Nice breakdown, Nothing to see here!
ORGANIZATIONAL STRUCTURE: WOTC/HASBRO
Given the product, there isn't really much room for innovation, barring some kind of tech breakthrough.
So many other systems over the years have come up with clean, consistent mechanics that I'll categorize this as getting D&D up to speed.
HERO and GURPS were among the first to do so, back in the early '80's. White Wolf was close, but there were significant gaps moving across the various games...try playing a WW game with a Vampire, a Mage, a Werewolf and a Mummy, and you'll see what I mean.
MARKETING: This is where I have a little more experience. WOTC did make some substantial attempts to broaden it's marketing appeal, particulary by tying it's core game into the Star Wars franchise. It also tried to broaden it's appeal within computer gamer/fantasy fan culture through tie-ins with Robert Jordan's books,
TSR & GURPS were, AFAIK, among the first game companies to tie into established fiction lines...Conan, Lankhmar, Cthulhu. In TSR's current guise as WOTC, the company continues this practice. Its pretty old tactic, but effective.
Actually, there is another strategy at work that you've missed. For years, DC Comics and Marvel Comics trimmed down their competition by flooding the market with new products on a yearly basis...Pepsi and Coke do the same thing.
Simply put, deliver new (if not innovative) product on a schedule and on time. If you're spending your money on WOTC products, you're not buying someone else's.
My
perception is, but for actual campaign settings, WOTC has released a product for every gap that another publisher has percieved. So, for every
Book of the Righteous (Green Ronin), there is WOTC's
Book of Exalted Deeds; for every
Seafarer's Handbook (Fantasy Flight Games), there is a WOTC's
Stormwrack. Even FFE's
Book of All Spells now has a WOTC counterpart in the
Spell Compendium.
CREATIVE CONTENT: Innovation in creative content is like wheels on a car -- it's expected as opposed to prefered. Even so D&D has played it's creative content very conservatively to a very narrow interpretation of the wider game experience. Very conservative indeed.

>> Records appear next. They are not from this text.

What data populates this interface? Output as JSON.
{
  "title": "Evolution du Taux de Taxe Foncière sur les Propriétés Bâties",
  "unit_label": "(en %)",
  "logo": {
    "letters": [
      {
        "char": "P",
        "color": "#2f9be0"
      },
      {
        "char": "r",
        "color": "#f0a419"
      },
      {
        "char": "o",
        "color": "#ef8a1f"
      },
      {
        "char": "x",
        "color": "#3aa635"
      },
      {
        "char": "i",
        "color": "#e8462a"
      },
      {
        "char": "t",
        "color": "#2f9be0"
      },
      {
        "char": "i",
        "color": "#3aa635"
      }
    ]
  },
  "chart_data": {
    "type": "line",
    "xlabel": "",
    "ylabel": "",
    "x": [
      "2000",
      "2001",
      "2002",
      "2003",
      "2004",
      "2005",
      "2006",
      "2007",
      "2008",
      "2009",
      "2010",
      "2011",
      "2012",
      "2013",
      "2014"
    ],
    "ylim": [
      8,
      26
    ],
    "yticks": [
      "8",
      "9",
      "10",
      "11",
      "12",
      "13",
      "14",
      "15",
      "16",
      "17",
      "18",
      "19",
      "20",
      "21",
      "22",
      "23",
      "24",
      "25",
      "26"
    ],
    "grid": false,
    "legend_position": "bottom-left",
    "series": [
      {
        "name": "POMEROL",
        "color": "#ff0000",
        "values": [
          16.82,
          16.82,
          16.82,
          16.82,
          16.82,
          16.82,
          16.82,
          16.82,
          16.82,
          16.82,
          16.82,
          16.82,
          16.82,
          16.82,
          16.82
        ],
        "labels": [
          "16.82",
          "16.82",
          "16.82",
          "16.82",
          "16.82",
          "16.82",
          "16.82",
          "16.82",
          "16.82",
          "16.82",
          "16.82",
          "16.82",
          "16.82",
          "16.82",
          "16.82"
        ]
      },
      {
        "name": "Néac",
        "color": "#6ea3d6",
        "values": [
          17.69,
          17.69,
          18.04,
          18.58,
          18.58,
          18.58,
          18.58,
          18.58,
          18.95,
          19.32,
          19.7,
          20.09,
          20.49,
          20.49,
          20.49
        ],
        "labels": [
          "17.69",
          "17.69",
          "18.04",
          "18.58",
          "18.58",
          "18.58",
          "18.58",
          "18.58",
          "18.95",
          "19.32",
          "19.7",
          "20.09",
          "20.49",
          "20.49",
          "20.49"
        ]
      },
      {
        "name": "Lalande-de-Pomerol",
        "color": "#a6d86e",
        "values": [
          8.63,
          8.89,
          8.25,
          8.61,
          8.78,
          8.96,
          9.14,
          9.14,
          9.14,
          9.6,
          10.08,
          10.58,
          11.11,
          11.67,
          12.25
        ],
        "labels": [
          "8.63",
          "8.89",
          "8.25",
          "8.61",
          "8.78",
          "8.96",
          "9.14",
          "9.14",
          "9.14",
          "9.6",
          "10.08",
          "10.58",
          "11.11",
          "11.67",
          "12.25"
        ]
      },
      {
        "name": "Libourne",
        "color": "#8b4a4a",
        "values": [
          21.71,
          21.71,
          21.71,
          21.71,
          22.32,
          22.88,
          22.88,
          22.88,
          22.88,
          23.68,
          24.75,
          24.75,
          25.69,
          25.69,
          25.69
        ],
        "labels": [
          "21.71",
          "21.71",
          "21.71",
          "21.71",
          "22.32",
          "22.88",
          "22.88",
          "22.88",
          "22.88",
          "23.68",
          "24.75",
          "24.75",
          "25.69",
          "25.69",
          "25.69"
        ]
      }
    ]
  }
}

Ok...they've supported their established campaign settings of Faerun and Dragonlance, and recast another as Rokugan. They've published Kalamar and Eberron, at least one of which could be considered innovative.
Greyhawk has dropped off the radar, as have Athas and Spelljammer. Each, in its turn, was innovative. Greyhawk was supplanted by Faerun as the default setting. It happens. But nothing has truly arisen to fill the shoes of the latter 2.
Ravenloft went to another publisher.
Maztica and others have also dissapeared. While I enjoyed the quasi-historical settings, they were really creative place-holders, innovative ONLY in the sense of covering settings that were very underrepresented in RPGs.
So, IMHO, WOTC's not been all that innovative- but they have displayed business acumen that is unusual in the field and being
just creative enough to keep the core audience happy.
One thing you have to remember about innovation is this...WOTC
absolutely has to be concerned about game balance- no 3rd party publisher has the same concern. Its much easier to pump out innovative product if you don't care that your race isn't really +0LA but +2, or that one of your core classes is overpowered vis a vis the PHB classes.
(Note, I'm not saying that WOTC's been 100% successful on maintaining game balance with each release, but they're doing better than most 3rd party publishers, IMHO.)
And Crothian's right...OGL was ground breaking.